Safety and Efficacy Study of LJP 394 (Abetimus Sodium) to Treat Lupus Kidney Disease
The purpose of this study is to determine whether LJP 394 (abetimus sodium) is safe and effective in delaying and reducing renal flares in patients with lupus nephritis.
Systemic Lupus Erythematosus
Drug: Abetimus sodium (LJP 394)
|Study Design:||Allocation: Randomized
Endpoint Classification: Safety/Efficacy Study
Intervention Model: Parallel Assignment
Primary Purpose: Treatment
|Official Title:||A Randomized, Double-Blind, Placebo-Controlled, Multicenter Safety and Efficacy Trial of LJP 394 in Systemic Lupus Erythematosus (SLE) Patients With a History of Renal Disease|
|Estimated Study Completion Date:||December 2002|
LJP 394 (abetimus sodium) is a unique drug that is specifically designed to lower production of antibodies to double-stranded DNA. These antibodies are believed to contribute to kidney damage in patients with Systemic Lupus Erythematosus (SLE).
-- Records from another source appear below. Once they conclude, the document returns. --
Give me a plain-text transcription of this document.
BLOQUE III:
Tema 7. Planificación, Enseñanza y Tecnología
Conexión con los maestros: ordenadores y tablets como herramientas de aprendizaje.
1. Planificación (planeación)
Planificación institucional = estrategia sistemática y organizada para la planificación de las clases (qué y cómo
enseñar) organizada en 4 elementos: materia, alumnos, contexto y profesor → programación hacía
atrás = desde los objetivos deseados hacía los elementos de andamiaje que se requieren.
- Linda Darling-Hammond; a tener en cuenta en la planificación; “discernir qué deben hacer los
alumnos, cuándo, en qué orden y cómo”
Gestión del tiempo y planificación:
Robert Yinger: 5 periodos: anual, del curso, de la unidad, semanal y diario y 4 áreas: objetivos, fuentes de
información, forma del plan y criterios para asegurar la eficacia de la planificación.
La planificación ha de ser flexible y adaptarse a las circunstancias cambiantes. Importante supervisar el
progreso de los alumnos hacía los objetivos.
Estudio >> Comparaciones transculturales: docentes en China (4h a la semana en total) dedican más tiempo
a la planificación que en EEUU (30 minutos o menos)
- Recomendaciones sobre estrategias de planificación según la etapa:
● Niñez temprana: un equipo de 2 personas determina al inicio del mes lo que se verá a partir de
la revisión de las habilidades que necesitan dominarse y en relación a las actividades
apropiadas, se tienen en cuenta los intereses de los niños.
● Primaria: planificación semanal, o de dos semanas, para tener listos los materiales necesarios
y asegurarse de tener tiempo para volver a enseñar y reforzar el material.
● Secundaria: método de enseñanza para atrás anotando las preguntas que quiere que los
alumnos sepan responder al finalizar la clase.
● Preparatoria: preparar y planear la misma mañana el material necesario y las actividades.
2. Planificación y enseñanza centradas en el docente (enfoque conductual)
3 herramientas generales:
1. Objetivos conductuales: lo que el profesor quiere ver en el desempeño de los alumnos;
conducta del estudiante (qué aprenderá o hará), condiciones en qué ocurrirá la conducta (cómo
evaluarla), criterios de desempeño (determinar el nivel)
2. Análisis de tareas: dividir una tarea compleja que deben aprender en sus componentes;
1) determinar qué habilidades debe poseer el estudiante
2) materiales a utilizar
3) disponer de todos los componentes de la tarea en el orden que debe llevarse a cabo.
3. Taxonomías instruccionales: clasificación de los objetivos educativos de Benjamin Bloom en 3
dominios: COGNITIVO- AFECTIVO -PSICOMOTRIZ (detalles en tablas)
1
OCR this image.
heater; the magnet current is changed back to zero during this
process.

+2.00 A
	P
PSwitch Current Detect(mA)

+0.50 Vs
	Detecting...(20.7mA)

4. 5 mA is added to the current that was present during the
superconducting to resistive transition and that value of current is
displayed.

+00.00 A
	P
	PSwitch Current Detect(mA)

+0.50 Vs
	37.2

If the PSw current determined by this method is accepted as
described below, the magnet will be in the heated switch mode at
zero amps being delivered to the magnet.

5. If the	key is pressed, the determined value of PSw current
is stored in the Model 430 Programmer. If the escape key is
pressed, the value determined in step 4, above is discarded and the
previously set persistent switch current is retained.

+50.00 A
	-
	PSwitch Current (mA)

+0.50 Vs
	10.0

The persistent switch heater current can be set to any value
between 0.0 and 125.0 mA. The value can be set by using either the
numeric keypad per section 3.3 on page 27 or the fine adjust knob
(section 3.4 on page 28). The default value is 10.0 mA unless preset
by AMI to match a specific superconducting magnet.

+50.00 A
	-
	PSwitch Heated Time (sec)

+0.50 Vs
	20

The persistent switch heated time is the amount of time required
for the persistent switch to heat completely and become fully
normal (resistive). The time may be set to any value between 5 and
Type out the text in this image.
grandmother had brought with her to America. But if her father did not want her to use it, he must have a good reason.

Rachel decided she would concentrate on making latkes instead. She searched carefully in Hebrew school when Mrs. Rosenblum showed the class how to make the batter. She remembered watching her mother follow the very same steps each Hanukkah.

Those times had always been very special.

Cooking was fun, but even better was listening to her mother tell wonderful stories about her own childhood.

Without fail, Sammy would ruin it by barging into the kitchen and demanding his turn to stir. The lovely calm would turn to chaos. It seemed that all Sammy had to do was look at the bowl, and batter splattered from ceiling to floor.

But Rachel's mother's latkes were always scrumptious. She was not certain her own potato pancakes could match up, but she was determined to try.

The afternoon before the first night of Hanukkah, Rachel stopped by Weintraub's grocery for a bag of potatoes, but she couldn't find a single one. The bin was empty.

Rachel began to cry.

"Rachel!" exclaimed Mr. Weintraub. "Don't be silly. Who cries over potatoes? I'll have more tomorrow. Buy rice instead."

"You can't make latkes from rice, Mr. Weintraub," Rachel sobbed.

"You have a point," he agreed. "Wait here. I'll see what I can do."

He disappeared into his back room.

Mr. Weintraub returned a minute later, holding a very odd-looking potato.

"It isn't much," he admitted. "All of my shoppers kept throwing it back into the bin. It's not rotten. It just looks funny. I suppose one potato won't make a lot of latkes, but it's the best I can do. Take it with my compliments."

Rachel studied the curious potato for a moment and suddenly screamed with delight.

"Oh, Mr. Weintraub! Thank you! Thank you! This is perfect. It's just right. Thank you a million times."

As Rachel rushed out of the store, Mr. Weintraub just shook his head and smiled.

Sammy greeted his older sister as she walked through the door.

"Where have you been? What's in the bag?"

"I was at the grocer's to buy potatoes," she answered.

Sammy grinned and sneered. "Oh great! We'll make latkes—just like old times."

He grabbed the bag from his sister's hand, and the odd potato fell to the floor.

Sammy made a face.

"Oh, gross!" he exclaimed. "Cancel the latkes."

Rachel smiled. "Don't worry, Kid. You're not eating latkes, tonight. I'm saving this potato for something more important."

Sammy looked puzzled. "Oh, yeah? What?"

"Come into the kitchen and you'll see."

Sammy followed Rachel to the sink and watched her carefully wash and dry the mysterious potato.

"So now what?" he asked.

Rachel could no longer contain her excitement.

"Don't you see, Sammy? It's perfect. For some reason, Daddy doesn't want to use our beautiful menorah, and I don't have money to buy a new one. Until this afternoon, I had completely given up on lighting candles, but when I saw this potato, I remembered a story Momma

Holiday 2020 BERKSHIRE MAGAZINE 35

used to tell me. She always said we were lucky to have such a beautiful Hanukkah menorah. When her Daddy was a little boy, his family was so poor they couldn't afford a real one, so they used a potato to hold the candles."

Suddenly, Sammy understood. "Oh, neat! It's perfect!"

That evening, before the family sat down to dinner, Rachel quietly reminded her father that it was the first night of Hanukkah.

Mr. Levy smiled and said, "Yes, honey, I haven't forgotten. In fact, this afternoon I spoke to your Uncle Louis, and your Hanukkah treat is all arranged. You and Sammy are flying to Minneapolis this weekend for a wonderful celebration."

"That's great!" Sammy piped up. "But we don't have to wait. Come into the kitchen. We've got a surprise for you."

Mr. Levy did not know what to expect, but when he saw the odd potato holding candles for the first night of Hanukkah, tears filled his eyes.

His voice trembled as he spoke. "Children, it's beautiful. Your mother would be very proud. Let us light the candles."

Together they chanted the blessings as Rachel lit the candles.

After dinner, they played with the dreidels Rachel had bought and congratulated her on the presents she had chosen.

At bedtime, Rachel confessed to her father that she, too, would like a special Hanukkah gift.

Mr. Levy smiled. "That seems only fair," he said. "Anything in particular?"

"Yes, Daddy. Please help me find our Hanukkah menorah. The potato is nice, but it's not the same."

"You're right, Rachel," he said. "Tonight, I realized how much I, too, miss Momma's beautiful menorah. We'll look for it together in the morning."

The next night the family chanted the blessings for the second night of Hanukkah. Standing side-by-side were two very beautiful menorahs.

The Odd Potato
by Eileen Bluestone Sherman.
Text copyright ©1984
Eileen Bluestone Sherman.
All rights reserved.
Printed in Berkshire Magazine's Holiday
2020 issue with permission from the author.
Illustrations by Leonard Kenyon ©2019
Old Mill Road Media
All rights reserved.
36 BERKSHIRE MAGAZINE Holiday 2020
Rising levels of these antibodies seem to be associated with exacerbations of kidney disease that are known as "renal flares." Currently, anti-inflammatory and cytotoxic drugs are used to treat renal flares. Unfortunately, these drugs are often associated with certain unpleasant side effects. The purpose of this trial is to determine whether LJP 394 can delay or reduce the number of renal flares. It is possible that if renal flares can be delayed or reduced, patients may be able to take smaller amounts of anti-inflammatory or cytotoxic drugs and therefore suffer fewer of the side effects associated with these treatments.